Arrivent les trottoirs du 18e siècle, ainsi que les promenades plantées, extensions autonomes des jardins italiens de la Renaissance (Turcot, 2007). À Paris, entre autres, la pratique est de plus en plus réalisée par des individus de toutes les couches sociales de la population, du gagne-denier à l’aristocrate. L’évolution de la nature du construit urbain infléchit-elle de nouvelles attitudes corporelles? Qui plus est, est-ce que la promenade de civilité se transforme au contact de ces nouvelles structures et aménagements urbains? Et, si oui, comment? Dans quelle mesure l’espace de la promenade qui se construit sur les premiers boulevards offre-t-il les conditions de possibilités de la transformation de la pratique?

Les boulevards constituent l’observatoire par excellence pour saisir ces modalités de transformation et les implications sociales de la promenade citadine. Ils sont directement inspirés du modèle de l’allée-promenade, à cette différence près qu’aucune barrière physique (fossé et clôture) n’en limite l’utilisation ou le passage fréquent de carrosses, charrettes, tombereaux et gens de pied, bref de la circulation urbaine ordinaire. Une double influence s’y inscrit : celle des jardins publics, dans lesquels la promenade est favorisée, et celle de la rue qui, au contraire, représente un espace poreux, encombré et vivant. Le boulevard constitue la synthèse de ces deux modèles.

Les voitures avaient leur espace : la voie publique, qu’elle soit rue, boulevard ou avenue; les piétons ont maintenant un lieu qui leur est spécifiquement dédié. Sur le trottoir, naturellement, on trotte, on ralentit, on prend le temps d’observer, de contempler et d’apprécier. De nouveaux comportements apparaissent et se généralisent. Si l’élite a longtemps eu le privilège de la promenade, toutes les couches sociales peuvent bientôt en profiter à leur tour. La segmentation d’un temps laïc, scandé par les mesures rationnelles que sont les heures et les minutes, fonde des séquences spécifiquement destinées aux loisirs. La promenade reste souvent le plus économique, le plus simple et, pour certains, le plus agréable. On se promène en foule, poursuivant les discussions que l’on avait eues dans des espaces privés.
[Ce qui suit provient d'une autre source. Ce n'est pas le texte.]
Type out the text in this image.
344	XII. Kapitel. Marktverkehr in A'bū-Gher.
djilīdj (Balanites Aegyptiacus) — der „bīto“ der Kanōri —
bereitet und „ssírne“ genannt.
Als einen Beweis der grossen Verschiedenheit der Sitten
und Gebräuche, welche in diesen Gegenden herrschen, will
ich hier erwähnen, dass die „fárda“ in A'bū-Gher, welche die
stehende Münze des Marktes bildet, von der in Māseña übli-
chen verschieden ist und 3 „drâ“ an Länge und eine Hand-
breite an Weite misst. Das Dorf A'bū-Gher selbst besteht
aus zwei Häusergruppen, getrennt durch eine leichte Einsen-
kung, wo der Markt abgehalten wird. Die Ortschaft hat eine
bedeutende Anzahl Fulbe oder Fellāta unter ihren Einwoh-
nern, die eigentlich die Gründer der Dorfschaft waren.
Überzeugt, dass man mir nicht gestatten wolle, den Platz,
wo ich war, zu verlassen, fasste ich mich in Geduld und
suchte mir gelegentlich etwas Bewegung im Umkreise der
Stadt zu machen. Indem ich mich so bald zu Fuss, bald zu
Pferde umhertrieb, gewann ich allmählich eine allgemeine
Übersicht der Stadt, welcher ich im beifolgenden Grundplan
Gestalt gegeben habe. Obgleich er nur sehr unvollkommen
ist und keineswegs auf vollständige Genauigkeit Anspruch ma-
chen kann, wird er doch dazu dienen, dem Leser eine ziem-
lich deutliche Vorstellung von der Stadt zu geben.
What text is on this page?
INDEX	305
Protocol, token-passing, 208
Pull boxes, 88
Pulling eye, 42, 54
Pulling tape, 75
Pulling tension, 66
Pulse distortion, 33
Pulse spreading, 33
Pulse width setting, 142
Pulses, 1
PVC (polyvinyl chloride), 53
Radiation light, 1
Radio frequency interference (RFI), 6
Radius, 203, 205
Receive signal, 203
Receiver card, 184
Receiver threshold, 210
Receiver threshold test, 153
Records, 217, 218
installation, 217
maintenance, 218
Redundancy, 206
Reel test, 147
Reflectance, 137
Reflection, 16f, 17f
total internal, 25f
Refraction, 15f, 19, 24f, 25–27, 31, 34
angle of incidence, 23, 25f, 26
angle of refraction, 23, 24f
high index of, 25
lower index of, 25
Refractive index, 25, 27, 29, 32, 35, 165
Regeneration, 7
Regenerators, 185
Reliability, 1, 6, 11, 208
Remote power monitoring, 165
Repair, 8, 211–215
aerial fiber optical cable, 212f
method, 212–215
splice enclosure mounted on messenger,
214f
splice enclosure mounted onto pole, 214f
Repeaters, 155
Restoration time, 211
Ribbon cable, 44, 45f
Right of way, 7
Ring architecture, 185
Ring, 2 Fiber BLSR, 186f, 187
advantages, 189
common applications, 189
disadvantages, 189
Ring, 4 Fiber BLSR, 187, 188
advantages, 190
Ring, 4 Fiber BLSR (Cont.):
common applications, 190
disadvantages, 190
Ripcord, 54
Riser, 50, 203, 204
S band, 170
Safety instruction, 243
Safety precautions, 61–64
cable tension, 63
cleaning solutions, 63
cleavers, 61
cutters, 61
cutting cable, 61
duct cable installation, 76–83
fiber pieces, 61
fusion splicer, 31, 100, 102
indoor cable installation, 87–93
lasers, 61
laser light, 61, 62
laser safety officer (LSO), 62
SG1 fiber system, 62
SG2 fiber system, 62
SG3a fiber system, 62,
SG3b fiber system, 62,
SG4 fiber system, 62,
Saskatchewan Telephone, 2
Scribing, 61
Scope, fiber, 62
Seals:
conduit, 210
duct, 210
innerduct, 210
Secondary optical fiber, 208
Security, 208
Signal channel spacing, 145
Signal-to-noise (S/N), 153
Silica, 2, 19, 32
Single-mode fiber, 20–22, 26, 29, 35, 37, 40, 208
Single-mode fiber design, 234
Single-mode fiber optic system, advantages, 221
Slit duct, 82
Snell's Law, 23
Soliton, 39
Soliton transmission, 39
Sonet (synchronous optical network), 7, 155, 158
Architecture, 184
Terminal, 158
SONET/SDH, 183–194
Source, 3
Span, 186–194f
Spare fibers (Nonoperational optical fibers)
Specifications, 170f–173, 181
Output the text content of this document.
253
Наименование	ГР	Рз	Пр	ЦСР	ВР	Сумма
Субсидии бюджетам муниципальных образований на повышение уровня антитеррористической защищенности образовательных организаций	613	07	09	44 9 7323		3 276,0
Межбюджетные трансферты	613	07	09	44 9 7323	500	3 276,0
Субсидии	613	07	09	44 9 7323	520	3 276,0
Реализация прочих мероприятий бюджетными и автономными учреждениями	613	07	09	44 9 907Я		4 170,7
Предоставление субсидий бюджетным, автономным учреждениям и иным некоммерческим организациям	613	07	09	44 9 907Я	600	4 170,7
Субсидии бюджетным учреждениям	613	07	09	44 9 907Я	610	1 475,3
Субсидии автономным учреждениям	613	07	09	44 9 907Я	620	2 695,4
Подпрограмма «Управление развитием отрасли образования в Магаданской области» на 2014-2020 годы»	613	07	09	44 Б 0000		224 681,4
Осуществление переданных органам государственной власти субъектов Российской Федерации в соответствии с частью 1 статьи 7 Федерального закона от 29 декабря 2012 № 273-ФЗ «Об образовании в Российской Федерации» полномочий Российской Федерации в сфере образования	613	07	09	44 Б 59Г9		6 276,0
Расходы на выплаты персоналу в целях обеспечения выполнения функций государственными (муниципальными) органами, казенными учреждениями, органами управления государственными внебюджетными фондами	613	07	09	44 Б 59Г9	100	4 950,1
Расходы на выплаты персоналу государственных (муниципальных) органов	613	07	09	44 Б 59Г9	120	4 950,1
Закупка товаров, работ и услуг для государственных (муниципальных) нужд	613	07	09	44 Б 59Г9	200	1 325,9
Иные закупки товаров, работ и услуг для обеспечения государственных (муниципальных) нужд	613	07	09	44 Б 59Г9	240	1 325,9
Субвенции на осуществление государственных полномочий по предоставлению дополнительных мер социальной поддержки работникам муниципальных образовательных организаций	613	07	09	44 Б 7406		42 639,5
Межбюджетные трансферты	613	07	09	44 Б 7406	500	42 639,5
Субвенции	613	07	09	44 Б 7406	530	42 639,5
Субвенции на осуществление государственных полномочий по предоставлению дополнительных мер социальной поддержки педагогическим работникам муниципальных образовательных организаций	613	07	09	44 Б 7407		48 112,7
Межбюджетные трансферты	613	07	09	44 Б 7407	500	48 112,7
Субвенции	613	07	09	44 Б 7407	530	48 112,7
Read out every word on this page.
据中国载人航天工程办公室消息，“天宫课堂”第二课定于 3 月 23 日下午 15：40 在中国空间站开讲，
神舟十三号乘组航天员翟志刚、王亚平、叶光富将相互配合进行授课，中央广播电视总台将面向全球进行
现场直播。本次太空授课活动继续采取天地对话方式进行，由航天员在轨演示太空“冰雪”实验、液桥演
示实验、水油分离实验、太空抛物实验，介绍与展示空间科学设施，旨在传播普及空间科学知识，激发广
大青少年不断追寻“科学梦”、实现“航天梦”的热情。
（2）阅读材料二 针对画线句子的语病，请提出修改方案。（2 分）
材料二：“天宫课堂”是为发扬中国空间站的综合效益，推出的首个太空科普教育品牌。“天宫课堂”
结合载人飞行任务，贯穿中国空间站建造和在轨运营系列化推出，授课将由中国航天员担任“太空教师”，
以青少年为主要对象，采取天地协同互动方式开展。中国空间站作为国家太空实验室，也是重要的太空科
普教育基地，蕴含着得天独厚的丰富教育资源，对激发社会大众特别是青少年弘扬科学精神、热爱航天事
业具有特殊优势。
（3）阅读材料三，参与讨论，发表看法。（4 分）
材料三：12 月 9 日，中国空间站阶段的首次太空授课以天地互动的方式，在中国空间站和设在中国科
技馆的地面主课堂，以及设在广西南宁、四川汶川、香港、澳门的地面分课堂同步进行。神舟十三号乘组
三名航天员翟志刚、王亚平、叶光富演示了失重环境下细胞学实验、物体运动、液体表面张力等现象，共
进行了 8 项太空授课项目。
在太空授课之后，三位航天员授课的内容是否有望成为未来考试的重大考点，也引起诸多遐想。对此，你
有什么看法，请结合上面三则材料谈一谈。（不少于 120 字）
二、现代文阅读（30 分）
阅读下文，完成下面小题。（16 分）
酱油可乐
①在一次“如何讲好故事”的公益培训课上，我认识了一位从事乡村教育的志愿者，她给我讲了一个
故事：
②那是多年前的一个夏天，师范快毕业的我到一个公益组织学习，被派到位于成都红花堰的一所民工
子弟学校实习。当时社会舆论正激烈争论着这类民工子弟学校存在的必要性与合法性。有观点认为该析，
Espaces publics, les promenades accueillent ainsi en leur sein des formes d’interactions privées qui se mettent en jeu et se confrontent au commun, brouillant parfois la frontière entre le privé et le public.

À l’opposé, s’éloignant de la foule et des manifestations publiques, se lève au 18e siècle le promeneur individualisé, celui de Jean-Jacques Rousseau, de Louis-Sébastien Mercier ou de Joseph Addison. Avec la révolution industrielle du 19e siècle et le renouvellement des formes littéraires et poétiques, c’est maintenant la figure du flâneur qui arrive à grands pas, celle définie par Walter Benjamin, dans son Paris, capitale du XIXe siècle (1959/1997), qui l’avait incarné dans la figure de Charles Baudelaire, le poète écrivant à son tour dans « Les foules », poème XII du Spleen de Paris :

Il n’est pas donné à chacun de prendre un bain de multitude : jouir de la foule est un art […]. Le poète jouit de cet incomparable privilège, qu’il peut à sa guise être lui-même et autrui. […] Le promeneur solitaire et pensif tire une singulière ivresse de cette universelle communion

Beaudelaire dans Benjamin, 1950/1990, p. 23

La promenade de Louis-Sébastien Mercier (1979) n’est pas étrangère à celle de Charles Baudelaire ou de David Le Breton (2000). Elle est motrice d’une écriture relevée par la marche. Elle offre un point de vue sur la ville qui permet de l’apercevoir de manière tout à fait nouvelle. À ce propos, l’utilisation que fera l’Internationale situationniste de la flânerie (des « dérives »[1]) montre comment, en ne suivant pas les délimitations exactes de la structuration des lieux urbains, il est possible de reconstruire inlassablement cette entité qui a pour nom « ville ».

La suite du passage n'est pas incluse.